Winnipeg Beach, Canada

During the past few weeks I’ve enjoyed collaborating with ceramist Evelin Richter (my girlfriend) in the creation of a series of pieces that combine stoneware vessels (thrown by Ev) with beach findings (bits of coral, pebbles, etc.). A selection of these works—which we’ve called “Zenish” (approaching “zen,” but perhaps more accurately “wabi-sabi”)—is now on exhibit at the Fishfly Gallery in Winnipeg Beach.

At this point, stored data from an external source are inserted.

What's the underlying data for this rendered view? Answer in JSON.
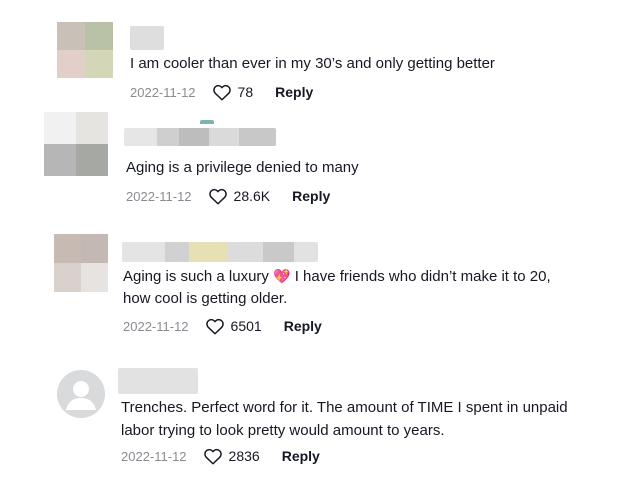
{
  "comments": [
    {
      "text": "I am cooler than ever in my 30’s and only getting better",
      "date": "2022-11-12",
      "likes": "78",
      "reply_label": "Reply"
    },
    {
      "text": "Aging is a privilege denied to many",
      "date": "2022-11-12",
      "likes": "28.6K",
      "reply_label": "Reply"
    },
    {
      "text_line1_a": "Aging is such a luxury",
      "text_emoji": "💖",
      "text_line1_b": "I have friends who didn’t make it to 20,",
      "text_line2": "how cool is getting older.",
      "date": "2022-11-12",
      "likes": "6501",
      "reply_label": "Reply"
    },
    {
      "text_line1": "Trenches. Perfect word for it. The amount of TIME I spent in unpaid",
      "text_line2": "labor trying to look pretty would amount to years.",
      "date": "2022-11-12",
      "likes": "2836",
      "reply_label": "Reply"
    }
  ],
  "icons": {
    "like": "heart-outline-icon",
    "avatar_default": "default-user-icon"
  },
  "colors": {
    "text": "#161823",
    "meta": "#8a8b91",
    "avatar_default_bg": "#d9dadc"
  }
}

I’ve always been an intensely visual person, and so am very happy to be experiencing tactility (better late than never, methinks) through the haptic art-form of ceramics.

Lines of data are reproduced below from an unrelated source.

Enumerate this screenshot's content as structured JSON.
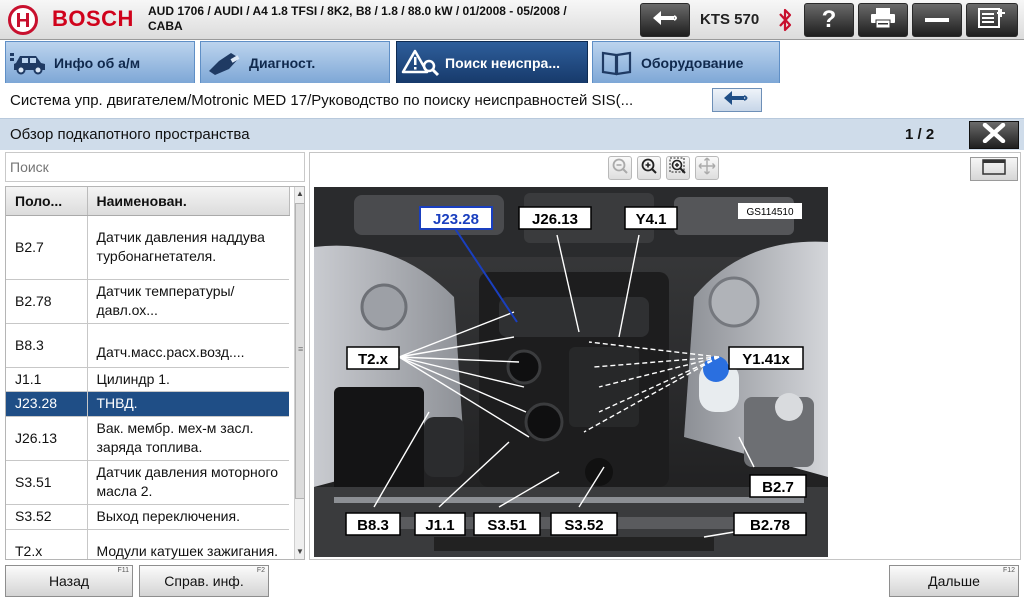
{
  "header": {
    "brand": "BOSCH",
    "vehicle_line1": "AUD 1706 / AUDI / A4 1.8 TFSI / 8K2, B8 / 1.8 / 88.0 kW / 01/2008 - 05/2008 /",
    "vehicle_line2": "CABA",
    "device": "KTS 570",
    "icons": [
      "back-arrow-icon",
      "bluetooth-icon",
      "help-icon",
      "print-icon",
      "minimize-icon",
      "menu-icon"
    ]
  },
  "tabs": [
    {
      "label": "Инфо об а/м",
      "icon": "car-info-icon",
      "active": false
    },
    {
      "label": "Диагност.",
      "icon": "diagnostic-plug-icon",
      "active": false
    },
    {
      "label": "Поиск неиспра...",
      "icon": "warning-search-icon",
      "active": true
    },
    {
      "label": "Оборудование",
      "icon": "book-icon",
      "active": false
    }
  ],
  "breadcrumb": "Система упр. двигателем/Motronic MED 17/Руководство по поиску неисправностей SIS(...",
  "titlebar": {
    "title": "Обзор подкапотного пространства",
    "page": "1 / 2"
  },
  "search": {
    "placeholder": "Поиск"
  },
  "table": {
    "columns": [
      "Поло...",
      "Наименован."
    ],
    "rows": [
      {
        "code": "B2.7",
        "name": "Датчик давления наддува турбонагнетателя."
      },
      {
        "code": "B2.78",
        "name": "Датчик температуры/давл.ох..."
      },
      {
        "code": "B8.3",
        "name": "Датч.масс.расх.возд...."
      },
      {
        "code": "J1.1",
        "name": "Цилиндр 1."
      },
      {
        "code": "J23.28",
        "name": "ТНВД.",
        "selected": true
      },
      {
        "code": "J26.13",
        "name": "Вак. мембр. мех-м засл. заряда топлива."
      },
      {
        "code": "S3.51",
        "name": "Датчик давления моторного масла 2."
      },
      {
        "code": "S3.52",
        "name": "Выход переключения."
      },
      {
        "code": "T2.x",
        "name": "Модули катушек зажигания."
      }
    ]
  },
  "image": {
    "ref": "GS114510",
    "labels": [
      "J23.28",
      "J26.13",
      "Y4.1",
      "T2.x",
      "Y1.41x",
      "B2.7",
      "B8.3",
      "J1.1",
      "S3.51",
      "S3.52",
      "B2.78"
    ],
    "highlight": "J23.28",
    "highlight_color": "#1a3fbf"
  },
  "footer": {
    "back": "Назад",
    "back_key": "F11",
    "info": "Справ. инф.",
    "info_key": "F2",
    "next": "Дальше",
    "next_key": "F12"
  },
  "colors": {
    "brand_red": "#d0021b",
    "tab_active": "#1f4577",
    "row_selected": "#1f4e86",
    "titlebar": "#cfdcea"
  }
}
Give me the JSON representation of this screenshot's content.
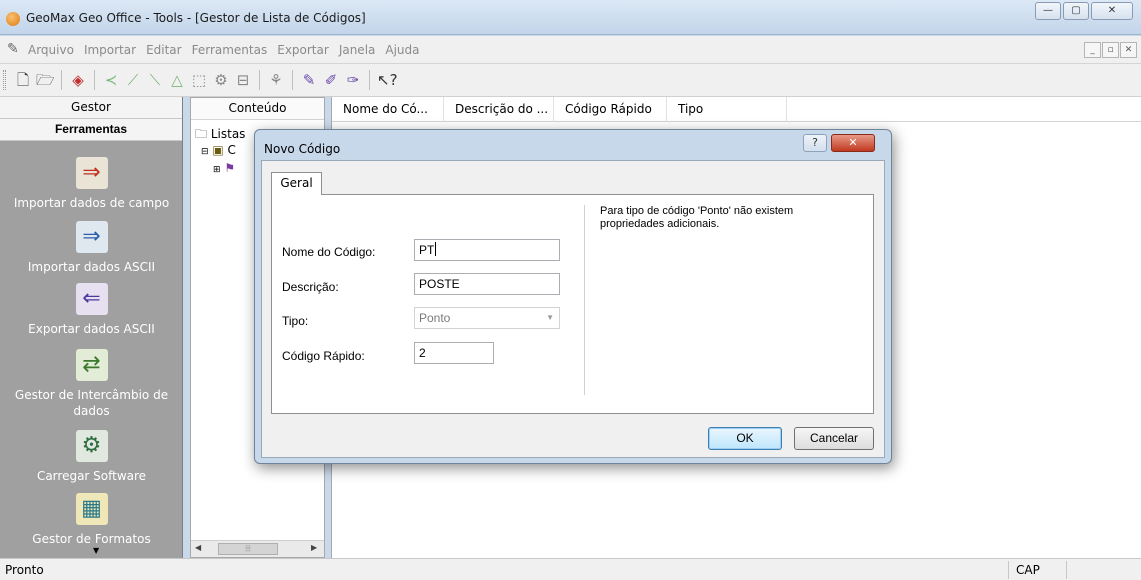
{
  "window": {
    "title": "GeoMax Geo Office - Tools - [Gestor de Lista de Códigos]",
    "controls": {
      "minimize": "—",
      "maximize": "▢",
      "close": "✕"
    }
  },
  "menubar": {
    "items": [
      "Arquivo",
      "Importar",
      "Editar",
      "Ferramentas",
      "Exportar",
      "Janela",
      "Ajuda"
    ],
    "mdi": {
      "minimize": "_",
      "restore": "▫",
      "close": "✕"
    }
  },
  "toolbar": {
    "icons": [
      "new-icon",
      "open-icon",
      "codelist-icon",
      "line-tool-icon",
      "measure-icon",
      "measure2-icon",
      "triangle-icon",
      "layer-icon",
      "settings-icon",
      "window-icon",
      "tree-icon",
      "edit-code-icon",
      "edit-code2-icon",
      "edit-code3-icon",
      "whats-this-icon"
    ]
  },
  "left_panel": {
    "header_gestor": "Gestor",
    "header_ferramentas": "Ferramentas",
    "items": [
      {
        "label": "Importar dados de campo",
        "icon": "import-field-data-icon"
      },
      {
        "label": "Importar dados ASCII",
        "icon": "import-ascii-icon"
      },
      {
        "label": "Exportar dados ASCII",
        "icon": "export-ascii-icon"
      },
      {
        "label": "Gestor de Intercâmbio de dados",
        "icon": "data-exchange-icon"
      },
      {
        "label": "Carregar Software",
        "icon": "load-software-icon"
      },
      {
        "label": "Gestor de Formatos",
        "icon": "format-manager-icon"
      }
    ]
  },
  "tree_panel": {
    "header": "Conteúdo",
    "root_label": "Listas",
    "child_label": "C"
  },
  "main_panel": {
    "columns": [
      "Nome do Có...",
      "Descrição do ...",
      "Código Rápido",
      "Tipo"
    ]
  },
  "dialog": {
    "title": "Novo Código",
    "help": "?",
    "close": "✕",
    "tab": "Geral",
    "fields": {
      "name_label": "Nome do Código:",
      "name_value": "PT",
      "desc_label": "Descrição:",
      "desc_value": "POSTE",
      "type_label": "Tipo:",
      "type_value": "Ponto",
      "quick_label": "Código Rápido:",
      "quick_value": "2"
    },
    "info": "Para tipo de código 'Ponto' não existem propriedades adicionais.",
    "ok": "OK",
    "cancel": "Cancelar"
  },
  "statusbar": {
    "left": "Pronto",
    "cap": "CAP"
  }
}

As Ev puts it, “These pieces were an exercise in contemplation—combining natural findings with man-made form… the tactile end-results were surprisingly rewarding to mind and spirit…” You can see more of Ev’s works on her new website (designed at Circle and which launched this past weekend) here.

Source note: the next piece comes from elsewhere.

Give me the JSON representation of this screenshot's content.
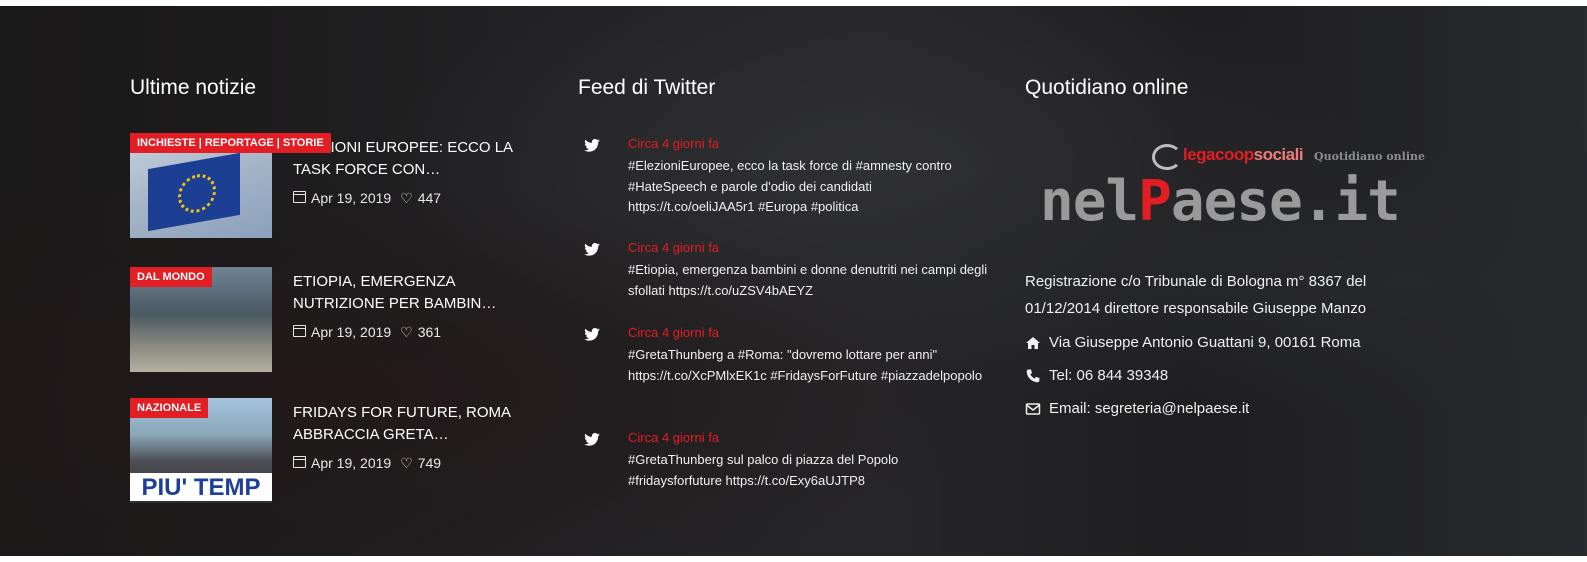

Images: Zenish; generous thrown stoneware basins (200mm to 250mm Ø) fused with merged beach findings; some low-fired to Cone 04 with burnished steel glaze, others wood-fired to Cone 12+ (unglazed, but flame-kissed with warm blushes and ash).


12 September 2008

Do the right thing… National Digital Media Day


Winnipeg, Canada

I’ll be giving a 30-minute keynote presentation (on Thursday, 25 September) as part of the National Digital Media Day celebrations in Manitoba. My topic is “Do the right thing. Do the thing right,” and will allegedly “contain practical advice, and ‘pithy insights’ from around the world” along with “age-old principles applied to current media scenarios.” I’ll use Circle’s “Maxim Dictum” (a sort of in-house manifesto to work and live by) as an outline. The mixer evening starts at 19:00 and my talk is at 20:00, followed by a “stirring of the proverbial new media pot” with sounds from DJ Lil’Phil who will “mix an eclectic melange of house, disco, techno, electro, down tempo, trip/hip hop, 80s, lounge, and acid jazz” until the wee hours. (It sounds like mine is the sage and sober bit that evening… :-)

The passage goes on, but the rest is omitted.